Qualitative results emphasize sharper contact boundaries (e.g., in hand–object interactions), temporal coherence despite fast motion and occlusion, and robustness to 2D mask noise or unreliable tracker supervision.

6. Broader Context: Relation to FreeTimeGS and Prior Gaussian Splatting Advances

Freetime FeatureGS extends and specializes the FreeTimeGS framework, which itself generalizes 3D Gaussian Splatting (3DGS) to unconstrained spatio–temporal support with linearly parameterized primitive motion (Wang et al., 5 Jun 2025). Unlike canonical deformation-field-based approaches, FreeTimeGS and by extension Freetime FeatureGS assign each primitive not only spatial but also temporal centers, velocity, and temporal window (duration), allowing adaptation to arbitrary object trajectories and minimizing temporal redundancy. FeatureGS, in static settings, demonstrated the effectiveness of per-primitive learnable features for geometric accuracy (Jäger et al., 29 Jan 2025); Freetime FeatureGS harnesses an analogous idea, but in a dynamic, temporally extended domain, focusing on instance semantics and 4D segmentation.

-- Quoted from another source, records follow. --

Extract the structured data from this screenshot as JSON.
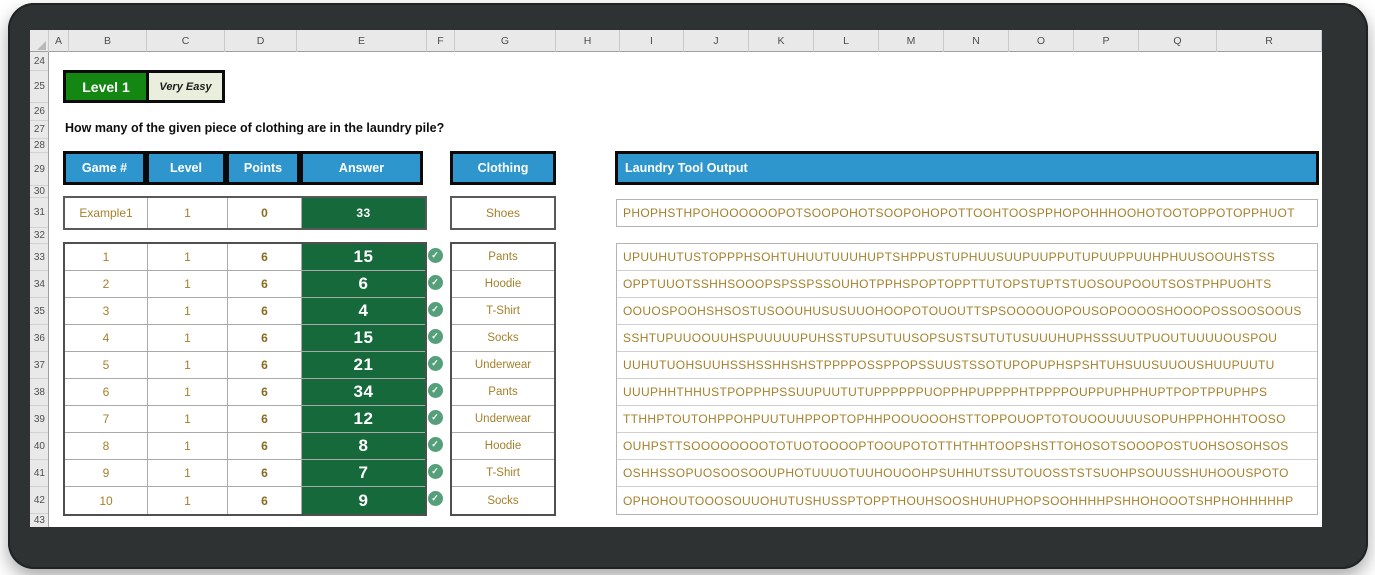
{
  "grid": {
    "columns": [
      "A",
      "B",
      "C",
      "D",
      "E",
      "F",
      "G",
      "H",
      "I",
      "J",
      "K",
      "L",
      "M",
      "N",
      "O",
      "P",
      "Q",
      "R"
    ],
    "rows": [
      "24",
      "25",
      "26",
      "27",
      "28",
      "29",
      "30",
      "31",
      "32",
      "33",
      "34",
      "35",
      "36",
      "37",
      "38",
      "39",
      "40",
      "41",
      "42",
      "43"
    ]
  },
  "level": {
    "badge": "Level 1",
    "difficulty": "Very Easy"
  },
  "question": "How many of the given piece of clothing are in the laundry pile?",
  "table": {
    "headers": {
      "game": "Game #",
      "level": "Level",
      "points": "Points",
      "answer": "Answer",
      "clothing": "Clothing",
      "output": "Laundry Tool Output"
    },
    "example": {
      "game": "Example1",
      "level": "1",
      "points": "0",
      "answer": "33",
      "clothing": "Shoes",
      "output": "PHOPHSTHPOHOOOOOOPOTSOOPOHOTSOOPOHOPOTTOOHTOOSPPHOPOHHHOOHOTOOTOPPOTOPPHUOT"
    },
    "rows": [
      {
        "game": "1",
        "level": "1",
        "points": "6",
        "answer": "15",
        "correct": true,
        "clothing": "Pants",
        "output": "UPUUHUTUSTOPPPHSOHTUHUUTUUUHUPTSHPPUSTUPHUUSUUPUUPPUTUPUUPPUUHPHUUSOOUHSTSS"
      },
      {
        "game": "2",
        "level": "1",
        "points": "6",
        "answer": "6",
        "correct": true,
        "clothing": "Hoodie",
        "output": "OPPTUUOTSSHHSOOOPSPSSPSSOUHOTPPHSPOPTOPPTTUTOPSTUPTSTUOSOUPOOUTSOSTPHPUOHTS"
      },
      {
        "game": "3",
        "level": "1",
        "points": "6",
        "answer": "4",
        "correct": true,
        "clothing": "T-Shirt",
        "output": "OOUOSPOOHSHSOSTUSOOUHUSUSUUOHOOPOTOUOUTTSPSOOOOUOPOUSOPOOOOSHOOOPOSSOOSOOUS"
      },
      {
        "game": "4",
        "level": "1",
        "points": "6",
        "answer": "15",
        "correct": true,
        "clothing": "Socks",
        "output": "SSHTUPUUOOUUHSPUUUUUPUHSSTUPSUTUUSOPSUSTSUTUTUSUUUHUPHSSSUUTPUOUTUUUUOUSPOU"
      },
      {
        "game": "5",
        "level": "1",
        "points": "6",
        "answer": "21",
        "correct": true,
        "clothing": "Underwear",
        "output": "UUHUTUOHSUUHSSHSSHHSHSTPPPPOSSPPOPSSUUSTSSOTUPOPUPHSPSHTUHSUUSUUOUSHUUPUUTU"
      },
      {
        "game": "6",
        "level": "1",
        "points": "6",
        "answer": "34",
        "correct": true,
        "clothing": "Pants",
        "output": "UUUPHHTHHUSTPOPPHPSSUUPUUTUTUPPPPPPUOPPHPUPPPPHTPPPPOUPPUPHPHUPTPOPTPPUPHPS"
      },
      {
        "game": "7",
        "level": "1",
        "points": "6",
        "answer": "12",
        "correct": true,
        "clothing": "Underwear",
        "output": "TTHHPTOUTOHPPOHPUUTUHPPOPTOPHHPOOUOOOHSTTOPPOUOPTOTOUOOUUUUSOPUHPPHOHHTOOSO"
      },
      {
        "game": "8",
        "level": "1",
        "points": "6",
        "answer": "8",
        "correct": true,
        "clothing": "Hoodie",
        "output": "OUHPSTTSOOOOOOOOTOTUOTOOOOPTOOUPOTOTTHTHHTOOPSHSTTOHOSOTSOOOPOSTUOHSOSOHSOS"
      },
      {
        "game": "9",
        "level": "1",
        "points": "6",
        "answer": "7",
        "correct": true,
        "clothing": "T-Shirt",
        "output": "OSHHSSOPUOSOOSOOUPHOTUUUOTUUHOUOOHPSUHHUTSSUTOUOSSTSTSUOHPSOUUSSHUHOOUSPOTO"
      },
      {
        "game": "10",
        "level": "1",
        "points": "6",
        "answer": "9",
        "correct": true,
        "clothing": "Socks",
        "output": "OPHOHOUTOOOSOUUOHUTUSHUSSPTOPPTHOUHSOOSHUHUPHOPSOOHHHHPSHHOHOOOTSHPHOHHHHHP"
      }
    ]
  },
  "icons": {
    "check_glyph": "✓"
  },
  "colors": {
    "frame": "#2e3232",
    "header_blue": "#2e96cc",
    "border_black": "#0a0a0a",
    "answer_green": "#15693a",
    "badge_green": "#148712",
    "badge_light_bg": "#e9efdc",
    "gold": "#a5802b",
    "gold_dark": "#8a6a1d",
    "check_green": "#55a07a",
    "grid_header_bg": "#e9e9e9",
    "grid_header_text": "#4f4f4f"
  }
}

A plausible implication is that the Freetime FeatureGS paradigm enables a unified instance segmentation, tracking, and reconstruction pipeline at 4D spatio–temporal granularity, with competitive or superior accuracy and robustness compared to explicitly tracker-based or video-segmentation-dependent methods.

7. Significance and Practical Considerations

Freetime FeatureGS's ability to learn temporally consistent, low-dimensional instance features without reliance on video segmentation marks a shift in dynamic 3D/4D scene analysis:

It advances the state-of-the-art for decomposed 4D reconstruction in terms of both mIoU and recall.
The approach exhibits resilience to noisy and unstable low-level segmentations, instead leveraging contrastive learning and physically motivated motion priors.
Detailed ablation confirms that streaming optimization and explicit linear motion are central for maintaining temporal coherence.
The model's robustness is particularly evident in challenging scenarios (rapid motion, object contact, occlusion).

These characteristics position Freetime FeatureGS as a foundational technique for future research in dynamic scene understanding and instance-level 4D reconstruction (Hu et al., 28 Dec 2025).